PROJECT SUMMARY/ABSTRACT
End stage kidney disease (ESKD) due to diabetes continues to rise despite improvements in glycemic control
and widespread treatment with reno-protective drugs. A more complete understanding of the mechanisms
responsible for the progressive decline in kidney function is urgently needed to identify new, more efficacious
methods of treatment and prevention of ESKD in diabetes. By studying diabetic patients with advanced kidney
disease with proteinuria and CKD=3, we obtained two novel findings related to progression to ESKD in both T1D
and T2D. Using follow-up data from two independent cohorts and global miRNAs platform, we found a specific
profile of plasma miRNAs strongly associated with progression to ESKD. These miRNAs specifically targeted
axon guidance pathway (AGP) proteins. Strikingly, circulating levels of 6 AGP proteins (two ligands EFNA4,
EFN5 and 4 receptors EPHA2, EPHB2, EPHB6, UNC5C) were very strongly associated with the extent of kidney
structural lesions in the T2D Pima Indian cohort and progression to ESKD in four independent cohorts. Our
findings are the first to implicate circulating AGP proteins in the progression to ESKD in diabetes.
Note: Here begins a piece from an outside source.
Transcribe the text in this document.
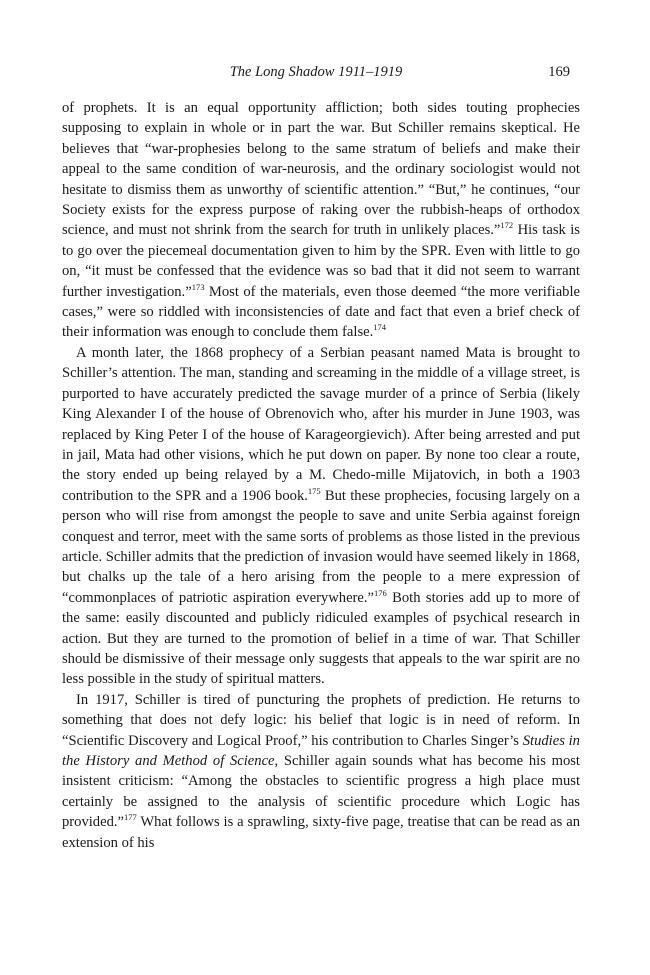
The Long Shadow 1911–1919	169

of prophets. It is an equal opportunity affliction; both sides touting prophecies supposing to explain in whole or in part the war. But Schiller remains skeptical. He believes that “war-prophesies belong to the same stratum of beliefs and make their appeal to the same condition of war-neurosis, and the ordinary sociologist would not hesitate to dismiss them as unworthy of scientific attention.” “But,” he continues, “our Society exists for the express purpose of raking over the rubbish-heaps of orthodox science, and must not shrink from the search for truth in unlikely places.”$^{172}$ His task is to go over the piecemeal documentation given to him by the SPR. Even with little to go on, “it must be confessed that the evidence was so bad that it did not seem to warrant further investigation.”$^{173}$ Most of the materials, even those deemed “the more verifiable cases,” were so riddled with inconsistencies of date and fact that even a brief check of their information was enough to conclude them false.$^{174}$

A month later, the 1868 prophecy of a Serbian peasant named Mata is brought to Schiller’s attention. The man, standing and screaming in the middle of a village street, is purported to have accurately predicted the savage murder of a prince of Serbia (likely King Alexander I of the house of Obrenovich who, after his murder in June 1903, was replaced by King Peter I of the house of Karageorgievich). After being arrested and put in jail, Mata had other visions, which he put down on paper. By none too clear a route, the story ended up being relayed by a M. Chedo-mille Mijatovich, in both a 1903 contribution to the SPR and a 1906 book.$^{175}$ But these prophecies, focusing largely on a person who will rise from amongst the people to save and unite Serbia against foreign conquest and terror, meet with the same sorts of problems as those listed in the previous article. Schiller admits that the prediction of invasion would have seemed likely in 1868, but chalks up the tale of a hero arising from the people to a mere expression of “commonplaces of patriotic aspiration everywhere.”$^{176}$ Both stories add up to more of the same: easily discounted and publicly ridiculed examples of psychical research in action. But they are turned to the promotion of belief in a time of war. That Schiller should be dismissive of their message only suggests that appeals to the war spirit are no less possible in the study of spiritual matters.

In 1917, Schiller is tired of puncturing the prophets of prediction. He returns to something that does not defy logic: his belief that logic is in need of reform. In “Scientific Discovery and Logical Proof,” his contribution to Charles Singer’s Studies in the History and Method of Science, Schiller again sounds what has become his most insistent criticism: “Among the obstacles to scientific progress a high place must certainly be assigned to the analysis of scientific procedure which Logic has provided.”$^{177}$ What follows is a sprawling, sixty-five page, treatise that can be read as an extension of his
To follow-up these findings, we propose a multi-disciplinary study to assess the role of the AGP proteins in the
development of early progressive kidney functional decline (PKFD) and learn about mechanisms through which
circulating AGP may damage the kidney. Three complementary studies are proposed. Dr. Krolewski’s lab will
examine whether elevated levels of two exemplars of AGP proteins EFNA4 and EPHA2 are associated/causally
related to the development of early PKFD. Dr. Kretzler’s lab will examine how circulating levels of the AGP
proteins may impact candidate etiological pathways in kidney cells. Dr. Korstanje’s lab will examine whether
genetic manipulation of circulating levels of EFNA4 and EPHA2 in mice models of diabetes lead to onset of
diabetic kidney disease. The proposed research has the following specific aims:
Aim #1: We will examine the effect of variation of circulating levels of the candidate miRNAs and AGP proteins
examined at baseline in the two nested cases-control studies of T1D patients with Normo-Alb (n=390) and Micro-
Alb (n=430) on risk of early PKFD during 7-15 years of follow-up. Aim #2: We will examine the link between
circulating levels of the candidate AGP proteins and dysregulation of candidate etiological pathways using single
cell RNA sequencing results obtained from research kidney biopsies from Pima Indians with T2D. Aim #3: We
will test EPHA2 and EFNA4 for their ability to modify renal phenotypes in a diabetic mouse model and test
whether miR-328-5p and miR-339-5p, which are both downregulated during progression to ESKD and have
orthologs in the mouse, can affect the impact of these AGP proteins on diabetic kidney disease.
The proposed research has a very high probability of generating novel findings. Its success is assured by the
fact that the co-investigators have a track record of collaboration, and study cohorts and biobanks of specimens
from all members of the Joslin Kidney Study and Pima Indian Kidney Study are available.